I solved this problem earlier this week. I published my first rough draft earlier this week. It turns out P is not equal to NP. I have rigorously proven it using very advanced mathematics that was thought impossible to do. Amazingly, the proof shows us two amazing facts: all polynomial time problems have optimal substructure and there is an intricate relationship between mathematics we grew up learning: commutativity, associativity, and one more property: logical universality. It turns out, they don't play nice together and therefore P is not equal to NP. You can't have all three properties.

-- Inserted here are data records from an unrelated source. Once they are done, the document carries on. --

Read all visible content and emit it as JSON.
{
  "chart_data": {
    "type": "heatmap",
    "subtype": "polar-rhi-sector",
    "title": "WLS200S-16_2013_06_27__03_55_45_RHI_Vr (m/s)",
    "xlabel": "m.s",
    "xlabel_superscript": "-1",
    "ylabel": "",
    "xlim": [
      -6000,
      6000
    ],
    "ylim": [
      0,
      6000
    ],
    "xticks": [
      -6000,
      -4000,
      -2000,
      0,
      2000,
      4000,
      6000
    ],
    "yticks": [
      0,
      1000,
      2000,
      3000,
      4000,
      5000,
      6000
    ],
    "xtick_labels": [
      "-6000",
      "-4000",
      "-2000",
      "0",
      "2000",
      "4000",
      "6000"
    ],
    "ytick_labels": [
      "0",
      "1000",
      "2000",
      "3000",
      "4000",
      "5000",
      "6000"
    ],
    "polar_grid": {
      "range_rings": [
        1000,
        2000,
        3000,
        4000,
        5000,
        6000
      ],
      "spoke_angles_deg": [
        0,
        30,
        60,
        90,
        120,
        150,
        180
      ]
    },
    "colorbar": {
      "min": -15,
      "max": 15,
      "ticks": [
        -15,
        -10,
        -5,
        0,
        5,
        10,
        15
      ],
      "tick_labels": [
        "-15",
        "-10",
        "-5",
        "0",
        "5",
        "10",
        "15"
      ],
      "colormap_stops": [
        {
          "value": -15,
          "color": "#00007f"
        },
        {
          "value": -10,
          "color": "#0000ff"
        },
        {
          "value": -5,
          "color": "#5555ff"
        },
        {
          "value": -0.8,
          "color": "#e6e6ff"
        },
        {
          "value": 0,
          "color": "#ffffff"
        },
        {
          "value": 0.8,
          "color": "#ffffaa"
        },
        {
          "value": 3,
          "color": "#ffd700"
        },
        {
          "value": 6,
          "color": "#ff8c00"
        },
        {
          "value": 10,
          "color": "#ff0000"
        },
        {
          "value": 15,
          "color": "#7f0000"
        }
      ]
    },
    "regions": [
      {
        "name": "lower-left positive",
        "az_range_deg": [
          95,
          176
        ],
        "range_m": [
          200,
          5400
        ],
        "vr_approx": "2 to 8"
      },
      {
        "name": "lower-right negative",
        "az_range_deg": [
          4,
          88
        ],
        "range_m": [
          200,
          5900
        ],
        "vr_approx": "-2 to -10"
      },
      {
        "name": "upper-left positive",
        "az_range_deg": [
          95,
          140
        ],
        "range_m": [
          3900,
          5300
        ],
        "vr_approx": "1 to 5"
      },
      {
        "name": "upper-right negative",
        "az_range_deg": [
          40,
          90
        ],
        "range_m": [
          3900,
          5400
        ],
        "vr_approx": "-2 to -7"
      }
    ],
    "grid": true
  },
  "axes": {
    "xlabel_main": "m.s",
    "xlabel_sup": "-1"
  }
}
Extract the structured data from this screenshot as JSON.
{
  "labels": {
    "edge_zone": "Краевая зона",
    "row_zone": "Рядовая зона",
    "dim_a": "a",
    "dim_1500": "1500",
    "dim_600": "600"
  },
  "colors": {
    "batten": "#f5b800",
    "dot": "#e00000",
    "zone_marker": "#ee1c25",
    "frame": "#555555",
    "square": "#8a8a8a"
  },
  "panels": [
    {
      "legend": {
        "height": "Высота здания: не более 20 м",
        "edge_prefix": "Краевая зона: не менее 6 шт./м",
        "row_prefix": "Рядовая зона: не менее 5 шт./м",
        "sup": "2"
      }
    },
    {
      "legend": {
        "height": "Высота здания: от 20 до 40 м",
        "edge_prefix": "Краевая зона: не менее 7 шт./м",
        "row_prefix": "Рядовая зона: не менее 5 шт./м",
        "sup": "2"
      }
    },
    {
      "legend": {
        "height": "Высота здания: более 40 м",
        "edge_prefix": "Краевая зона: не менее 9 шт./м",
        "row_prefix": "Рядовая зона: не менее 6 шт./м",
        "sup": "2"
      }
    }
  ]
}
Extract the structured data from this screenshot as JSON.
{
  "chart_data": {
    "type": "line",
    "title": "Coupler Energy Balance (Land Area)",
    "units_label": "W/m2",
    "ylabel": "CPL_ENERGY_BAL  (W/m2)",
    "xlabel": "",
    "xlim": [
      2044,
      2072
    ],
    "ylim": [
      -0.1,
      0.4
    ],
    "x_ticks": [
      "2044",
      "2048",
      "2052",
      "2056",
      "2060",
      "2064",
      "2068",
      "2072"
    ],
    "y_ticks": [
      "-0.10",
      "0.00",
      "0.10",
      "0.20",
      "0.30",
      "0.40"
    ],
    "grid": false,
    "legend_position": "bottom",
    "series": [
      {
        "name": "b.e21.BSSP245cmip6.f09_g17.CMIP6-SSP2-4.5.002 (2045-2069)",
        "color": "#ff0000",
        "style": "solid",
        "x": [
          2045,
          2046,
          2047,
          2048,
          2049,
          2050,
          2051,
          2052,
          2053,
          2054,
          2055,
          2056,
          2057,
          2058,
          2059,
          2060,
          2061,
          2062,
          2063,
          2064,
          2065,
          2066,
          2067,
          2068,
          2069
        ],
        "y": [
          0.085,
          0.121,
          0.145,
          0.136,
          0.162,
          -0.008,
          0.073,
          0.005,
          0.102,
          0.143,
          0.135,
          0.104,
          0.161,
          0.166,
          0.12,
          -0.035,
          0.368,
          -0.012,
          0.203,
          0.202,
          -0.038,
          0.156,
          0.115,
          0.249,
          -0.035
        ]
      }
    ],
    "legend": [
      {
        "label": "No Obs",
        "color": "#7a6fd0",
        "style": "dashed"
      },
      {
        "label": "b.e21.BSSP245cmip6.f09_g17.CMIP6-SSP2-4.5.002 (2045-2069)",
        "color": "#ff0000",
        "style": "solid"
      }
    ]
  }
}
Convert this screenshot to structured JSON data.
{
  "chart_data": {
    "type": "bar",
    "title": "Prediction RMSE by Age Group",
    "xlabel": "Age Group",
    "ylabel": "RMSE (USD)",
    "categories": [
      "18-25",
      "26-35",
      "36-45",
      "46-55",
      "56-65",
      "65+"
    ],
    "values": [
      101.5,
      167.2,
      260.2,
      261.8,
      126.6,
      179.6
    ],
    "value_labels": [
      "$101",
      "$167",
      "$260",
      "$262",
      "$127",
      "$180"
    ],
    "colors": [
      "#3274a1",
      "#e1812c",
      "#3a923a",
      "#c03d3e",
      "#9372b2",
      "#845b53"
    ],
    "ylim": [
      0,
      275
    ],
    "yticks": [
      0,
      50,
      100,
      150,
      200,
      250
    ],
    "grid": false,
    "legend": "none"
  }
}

16:23 What you actually said: "Functions with a number of necessary logic gates grows exponentially with increase in input variables are said to have High Circuit Complexity." Should've said, 'Functions with a number of necessary logic gates that grows exponentially with an increase in the number of input variables are said to have High Circuit Complexity.'

Does this connect with Big O Notation and largely explain the space complexity functions deal with or are these concepts just similar?

Having studied this before I love how well explained this is for people who have no understanding of the field.

On circuit complexity. Take Boolean algebra and translate it into tri part logic with logarithms. Then quad, and so on...

Nice introduction, easy to follow. Like the jigsaw and Sudoku analogies. Just saying.

oohh how pleasurable are math videos coming from Quanta Magazine, its like kurzgesagt of numbers

This video brained my damage. In the best of ways.

Give raise to the video editor and graphics designer

Fun little fact for the boolean algebra fans out there, AND, OR, and NOT gates form what is called a functionally complete set. There are other functionally complete sets, including entire sets which contain only one gate. NAND and XNOR are two such gates which are able to replace all three of the normal boolean operators through complicated replacement proofs. That is to say, you can construct an AND gate with only NAND gates, along with OR and NOT gates. It's kinda wild really...

THIS IS WHY every time 'quantum computers' make an advancement in speed on a given type of algorithm traditional programmers quickly improve on the previous system and outperform the quantum advancement. such is life.

Promising a million dollars for the solution is like promising a million dollars for finding infinity stones.

nice video, but a brief explanation of what a DTM as opposed to an NTM would have been good. the "mathy" bit of TCS and the "logic" bit don't really bring the subject to life I find. the weird part is that language is both easy to explain and what is actually core, since we both understand language and what it does and that is, basically, what Information Theory is all about. most people would assume Chess or Sudoku or Go or something being the "game" which would best help understand this stuff, or what these guys really want to talk about (even though numbers dont have a mathematical role in Sudoku, they are just "symbols"). Try picking up a "puzzle" magazine and look for Word Ladder. that would be better. there are some great MIT Opencourse lectures on here. you dont need a lot of pre-existing knowledge. also guys like Easy Theory who has some great DFA stuff.

thank you youtube algorithme for showing me this problem. I didn't even know that this kind of problem existed

good demo of the bolean cul de sac... We now need a tetravalent logic, independent of its language

If you’ve heard about Asimov’s “I, Robot”, the answer is always “My responses are limited, you must ask the right questions” until you finally hear “That, detective, is the right question”. If you are unable find an answer to a question, you should at least consider that you might not be asking the right question to begin with.